According to the embodiments envisaged in the above, at a pressure p close to 10 -4 torr (that is to say 133.32.10 ## -4 Pa) in the oven, the solder melts at a temperature Tf close of 5770C, the base alloy melts at a temperature T close to 605 C, the getter, consisting of
m magnesium, vaporizes at a temperature T g close to 4250C, and the brazing temperature Tb is close to 5950C.

 According to the same embodiments, the thermal cycle of the oven has in particular the following characteristics - the heating rates v16 and v17 are between 300C and 500C per minute - they are preferably close to 400C per minute - the heating speed v18 is between 50C and 200C per minute - it is preferably close to 100C per minute - the temperature difference between the second and the third level is small: it is thus possible, without it being too expensive, to choose a speed v18 lower than the speeds v16 and v17 and closer to the speed of heating of the set of parts: the evolution of the temperature of the parts near the brazing temperature Tb is thus better controlled - the temperature T13 of the first level is between 3000C and 3500C - it is preferably close to 3000 Ce - the temperature T14 of the second level is between 5250C and 55000 - it is preferably close to 5400 Ce.
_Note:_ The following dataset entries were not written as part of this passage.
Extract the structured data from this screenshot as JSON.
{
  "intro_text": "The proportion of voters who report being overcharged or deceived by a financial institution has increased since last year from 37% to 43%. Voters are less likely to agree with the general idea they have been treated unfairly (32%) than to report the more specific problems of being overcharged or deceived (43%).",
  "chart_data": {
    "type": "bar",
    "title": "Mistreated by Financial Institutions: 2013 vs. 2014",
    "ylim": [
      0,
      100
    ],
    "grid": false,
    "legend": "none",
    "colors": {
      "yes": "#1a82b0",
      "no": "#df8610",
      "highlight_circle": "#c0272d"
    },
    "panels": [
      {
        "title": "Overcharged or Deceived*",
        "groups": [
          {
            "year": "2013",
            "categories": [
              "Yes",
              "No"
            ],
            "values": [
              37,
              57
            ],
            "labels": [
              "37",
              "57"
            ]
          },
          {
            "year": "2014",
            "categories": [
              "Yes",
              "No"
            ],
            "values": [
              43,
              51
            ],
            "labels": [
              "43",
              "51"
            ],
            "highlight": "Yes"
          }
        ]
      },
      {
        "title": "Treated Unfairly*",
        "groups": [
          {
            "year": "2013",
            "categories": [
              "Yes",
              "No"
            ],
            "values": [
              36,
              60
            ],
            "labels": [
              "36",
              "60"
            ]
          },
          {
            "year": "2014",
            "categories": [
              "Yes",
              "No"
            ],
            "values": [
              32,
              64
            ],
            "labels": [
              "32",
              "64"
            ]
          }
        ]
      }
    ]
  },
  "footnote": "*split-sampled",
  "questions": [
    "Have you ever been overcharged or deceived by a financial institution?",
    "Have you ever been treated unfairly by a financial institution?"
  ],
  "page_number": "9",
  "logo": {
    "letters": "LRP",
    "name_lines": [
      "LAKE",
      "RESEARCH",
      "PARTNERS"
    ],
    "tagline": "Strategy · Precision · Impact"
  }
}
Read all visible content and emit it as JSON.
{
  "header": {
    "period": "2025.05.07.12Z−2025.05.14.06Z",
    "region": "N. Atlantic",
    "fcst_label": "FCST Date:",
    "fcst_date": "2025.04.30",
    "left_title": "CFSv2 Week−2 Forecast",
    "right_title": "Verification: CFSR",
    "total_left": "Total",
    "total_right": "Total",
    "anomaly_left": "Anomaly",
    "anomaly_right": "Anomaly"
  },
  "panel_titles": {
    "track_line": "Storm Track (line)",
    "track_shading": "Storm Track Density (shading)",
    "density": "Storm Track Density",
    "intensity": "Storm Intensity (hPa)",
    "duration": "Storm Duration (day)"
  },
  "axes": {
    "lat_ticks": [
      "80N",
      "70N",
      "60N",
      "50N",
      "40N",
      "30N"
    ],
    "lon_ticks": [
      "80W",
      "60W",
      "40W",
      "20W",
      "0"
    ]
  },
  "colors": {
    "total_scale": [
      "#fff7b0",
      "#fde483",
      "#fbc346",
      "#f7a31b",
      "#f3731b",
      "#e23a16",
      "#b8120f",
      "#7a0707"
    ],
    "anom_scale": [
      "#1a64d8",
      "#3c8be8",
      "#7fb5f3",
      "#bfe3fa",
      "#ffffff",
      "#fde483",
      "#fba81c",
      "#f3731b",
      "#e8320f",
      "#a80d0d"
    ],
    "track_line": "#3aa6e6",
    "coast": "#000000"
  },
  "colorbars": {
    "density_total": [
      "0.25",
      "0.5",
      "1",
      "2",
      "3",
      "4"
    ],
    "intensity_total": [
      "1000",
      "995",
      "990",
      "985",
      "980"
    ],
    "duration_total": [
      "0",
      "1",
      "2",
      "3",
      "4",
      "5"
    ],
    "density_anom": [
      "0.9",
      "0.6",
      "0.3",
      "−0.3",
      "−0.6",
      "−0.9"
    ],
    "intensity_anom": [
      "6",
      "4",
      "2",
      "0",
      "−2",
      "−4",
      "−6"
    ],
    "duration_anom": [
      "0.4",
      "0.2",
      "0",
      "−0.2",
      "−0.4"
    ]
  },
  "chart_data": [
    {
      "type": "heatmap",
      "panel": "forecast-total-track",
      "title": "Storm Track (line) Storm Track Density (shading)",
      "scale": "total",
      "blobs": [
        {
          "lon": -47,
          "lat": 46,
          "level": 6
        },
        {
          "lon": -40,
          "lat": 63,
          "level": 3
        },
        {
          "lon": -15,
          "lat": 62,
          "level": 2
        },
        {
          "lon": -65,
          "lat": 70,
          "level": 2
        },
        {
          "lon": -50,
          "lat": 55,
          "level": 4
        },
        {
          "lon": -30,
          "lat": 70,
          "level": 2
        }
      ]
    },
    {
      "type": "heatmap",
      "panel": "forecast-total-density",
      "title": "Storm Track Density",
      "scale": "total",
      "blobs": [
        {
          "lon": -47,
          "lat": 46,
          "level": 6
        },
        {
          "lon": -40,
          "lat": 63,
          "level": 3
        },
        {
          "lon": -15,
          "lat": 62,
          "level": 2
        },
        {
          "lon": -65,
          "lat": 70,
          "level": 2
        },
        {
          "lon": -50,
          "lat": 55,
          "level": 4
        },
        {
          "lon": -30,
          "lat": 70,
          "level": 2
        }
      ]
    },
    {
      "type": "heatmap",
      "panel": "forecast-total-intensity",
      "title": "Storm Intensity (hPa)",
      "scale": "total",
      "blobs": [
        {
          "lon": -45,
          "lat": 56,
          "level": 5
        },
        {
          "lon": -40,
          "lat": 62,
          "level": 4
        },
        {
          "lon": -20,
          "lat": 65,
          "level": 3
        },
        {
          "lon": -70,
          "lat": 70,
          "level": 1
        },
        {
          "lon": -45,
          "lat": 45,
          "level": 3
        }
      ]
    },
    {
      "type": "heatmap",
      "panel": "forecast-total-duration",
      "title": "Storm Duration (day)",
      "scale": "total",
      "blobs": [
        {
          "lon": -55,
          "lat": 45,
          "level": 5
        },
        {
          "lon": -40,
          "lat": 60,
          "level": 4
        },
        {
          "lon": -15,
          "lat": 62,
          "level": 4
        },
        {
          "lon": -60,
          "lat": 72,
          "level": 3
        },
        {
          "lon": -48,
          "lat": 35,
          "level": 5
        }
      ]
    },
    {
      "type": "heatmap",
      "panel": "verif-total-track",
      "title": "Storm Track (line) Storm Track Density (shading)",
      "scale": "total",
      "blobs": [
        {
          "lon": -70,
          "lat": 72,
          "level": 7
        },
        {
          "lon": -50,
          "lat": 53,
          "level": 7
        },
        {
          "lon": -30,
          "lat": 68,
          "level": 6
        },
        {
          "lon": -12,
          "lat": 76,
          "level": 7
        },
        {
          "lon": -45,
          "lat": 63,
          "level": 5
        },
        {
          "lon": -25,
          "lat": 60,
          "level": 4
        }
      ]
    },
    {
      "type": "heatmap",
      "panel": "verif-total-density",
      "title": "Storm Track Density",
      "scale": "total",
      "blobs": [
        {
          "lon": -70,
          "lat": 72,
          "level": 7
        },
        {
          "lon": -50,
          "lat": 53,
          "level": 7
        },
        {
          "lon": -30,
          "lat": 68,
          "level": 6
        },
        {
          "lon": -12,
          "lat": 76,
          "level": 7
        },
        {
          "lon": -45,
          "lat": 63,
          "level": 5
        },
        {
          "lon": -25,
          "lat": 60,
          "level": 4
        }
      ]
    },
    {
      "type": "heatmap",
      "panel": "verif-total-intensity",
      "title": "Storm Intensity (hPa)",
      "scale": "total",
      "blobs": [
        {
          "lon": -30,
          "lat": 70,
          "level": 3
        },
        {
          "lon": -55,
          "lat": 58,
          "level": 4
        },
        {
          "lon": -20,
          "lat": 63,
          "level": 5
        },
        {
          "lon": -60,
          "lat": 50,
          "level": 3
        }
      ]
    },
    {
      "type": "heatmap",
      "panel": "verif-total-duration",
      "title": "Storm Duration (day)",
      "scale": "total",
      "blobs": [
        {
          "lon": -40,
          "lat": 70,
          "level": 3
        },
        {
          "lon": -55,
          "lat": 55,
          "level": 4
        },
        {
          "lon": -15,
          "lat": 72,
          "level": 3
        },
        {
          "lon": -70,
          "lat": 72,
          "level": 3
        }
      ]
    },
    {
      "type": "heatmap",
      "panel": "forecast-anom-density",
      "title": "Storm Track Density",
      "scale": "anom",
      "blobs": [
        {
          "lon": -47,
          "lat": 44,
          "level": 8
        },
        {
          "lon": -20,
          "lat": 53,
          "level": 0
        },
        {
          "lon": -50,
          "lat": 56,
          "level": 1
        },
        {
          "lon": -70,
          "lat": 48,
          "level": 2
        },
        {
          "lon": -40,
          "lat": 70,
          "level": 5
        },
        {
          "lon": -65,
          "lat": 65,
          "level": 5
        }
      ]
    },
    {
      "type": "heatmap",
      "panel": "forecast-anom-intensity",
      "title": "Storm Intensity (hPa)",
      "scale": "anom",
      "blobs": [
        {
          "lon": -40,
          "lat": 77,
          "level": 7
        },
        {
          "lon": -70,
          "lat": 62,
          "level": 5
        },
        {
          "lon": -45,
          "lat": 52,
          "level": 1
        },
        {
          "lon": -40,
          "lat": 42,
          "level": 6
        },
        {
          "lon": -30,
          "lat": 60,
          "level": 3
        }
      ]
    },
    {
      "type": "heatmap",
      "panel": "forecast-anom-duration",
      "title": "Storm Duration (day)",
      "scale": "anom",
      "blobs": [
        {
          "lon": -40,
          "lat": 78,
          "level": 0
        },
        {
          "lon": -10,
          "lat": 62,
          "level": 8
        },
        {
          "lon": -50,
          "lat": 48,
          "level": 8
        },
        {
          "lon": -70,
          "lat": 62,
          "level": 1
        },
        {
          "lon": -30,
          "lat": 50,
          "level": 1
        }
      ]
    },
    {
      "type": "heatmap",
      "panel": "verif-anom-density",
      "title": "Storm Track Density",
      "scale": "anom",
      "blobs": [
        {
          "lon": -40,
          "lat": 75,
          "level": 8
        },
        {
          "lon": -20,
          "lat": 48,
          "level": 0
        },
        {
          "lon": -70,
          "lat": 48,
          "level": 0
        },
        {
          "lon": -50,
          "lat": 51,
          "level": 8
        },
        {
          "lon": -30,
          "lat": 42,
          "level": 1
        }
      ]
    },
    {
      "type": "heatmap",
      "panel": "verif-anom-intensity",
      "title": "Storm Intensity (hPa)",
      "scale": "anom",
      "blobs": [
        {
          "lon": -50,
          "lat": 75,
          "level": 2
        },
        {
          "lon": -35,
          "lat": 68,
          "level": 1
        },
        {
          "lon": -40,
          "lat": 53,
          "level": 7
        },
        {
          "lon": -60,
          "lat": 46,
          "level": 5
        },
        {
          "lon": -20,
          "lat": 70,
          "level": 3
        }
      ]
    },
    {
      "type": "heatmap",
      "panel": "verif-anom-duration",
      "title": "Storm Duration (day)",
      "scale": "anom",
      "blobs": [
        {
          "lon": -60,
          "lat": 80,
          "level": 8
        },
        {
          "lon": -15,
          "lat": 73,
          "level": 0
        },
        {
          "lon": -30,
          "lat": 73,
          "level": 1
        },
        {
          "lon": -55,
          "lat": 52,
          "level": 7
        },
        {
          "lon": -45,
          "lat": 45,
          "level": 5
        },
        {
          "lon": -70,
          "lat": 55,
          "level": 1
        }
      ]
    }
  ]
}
 According to the same embodiments, the getter is previously introduced into the oven, in the form of - 10 grams of magnesium powder, for example deposited in a hearth placed at the bottom of the oven - four half bars of pure magnesium, length 300 millimeters and circular section 10 millimeters in diameter, cut longitudinally to increase their contact surface with the atmosphere of the oven, and placed at different heights of the oven

Claims (10)

 1. A method of fine brazing comprising - a degreasing step (i) - a step of depositing the solder (2) characterized in that it also comprises - a step of placing in the vacuum oven (3), this step comprising a stripping phase (8) carried out using a getter, and a heating phase (9) at the brazing temperature (tub)  2. Method according to claim 1, characterized in that the solder is deposited with a brush in the form of a powder diluted in a binder.  3. Method according to claim 2, characterized in that the solder is a mixture of aluminum powder and silicon in the proportions  0.85 #% by weight of aluminum 6 0.90  0.10> '% by weight of silicon <0.13  0.00 #% by weight of magnesium 6 0.02.  4. Method according to claim 2, characterized in that the binder is a mixture of ethylene glycol and polyethylene glycol 400, the solder powder and the binder constituting a liquid of composition 0.52 #% by weight of solder powder # 0.78  0.31 #% by weight of ethylene glycol # 0.39 0.01 6% by weight of polyethylene glycol 400 # 0.02.  5. Method according to claim 1, characterized in that the solder is deposited in the form of a strip or a wire.  6. Method according to one of the preceding revendlcatlons, characterized in that the solder is deposited without flux.  7. Method according to one of the preceding claims, characterized in that the getter - is previously introduced into the oven in solid form - vaporizes at a given temperature (Tg); the vapor obtained being capable of pickling the solder joints and the solder by reduction of the oxides formed on the surface of said seals and of said solder.  8. Method according to claim 7, characterized in that the getter is introduced into the oven in the form of powder and / or in the form of bars.  9. Method according to one of the preceding claims, characterized in that the temperature rise of the oven is carried out by pallers, so as to separate and control the stripping (8) and heating (9) phases at the brazing temperature. (Tb).  10. Method according to claim 9, characterized in that the rise in temperature of the furnace comprises three stages (13, 14, 15), pickling (8) and heating to the brazing temperature (9) being respectively carried out while the oven is brought to and maintained at the temperature of the second level (14) and the third level (15).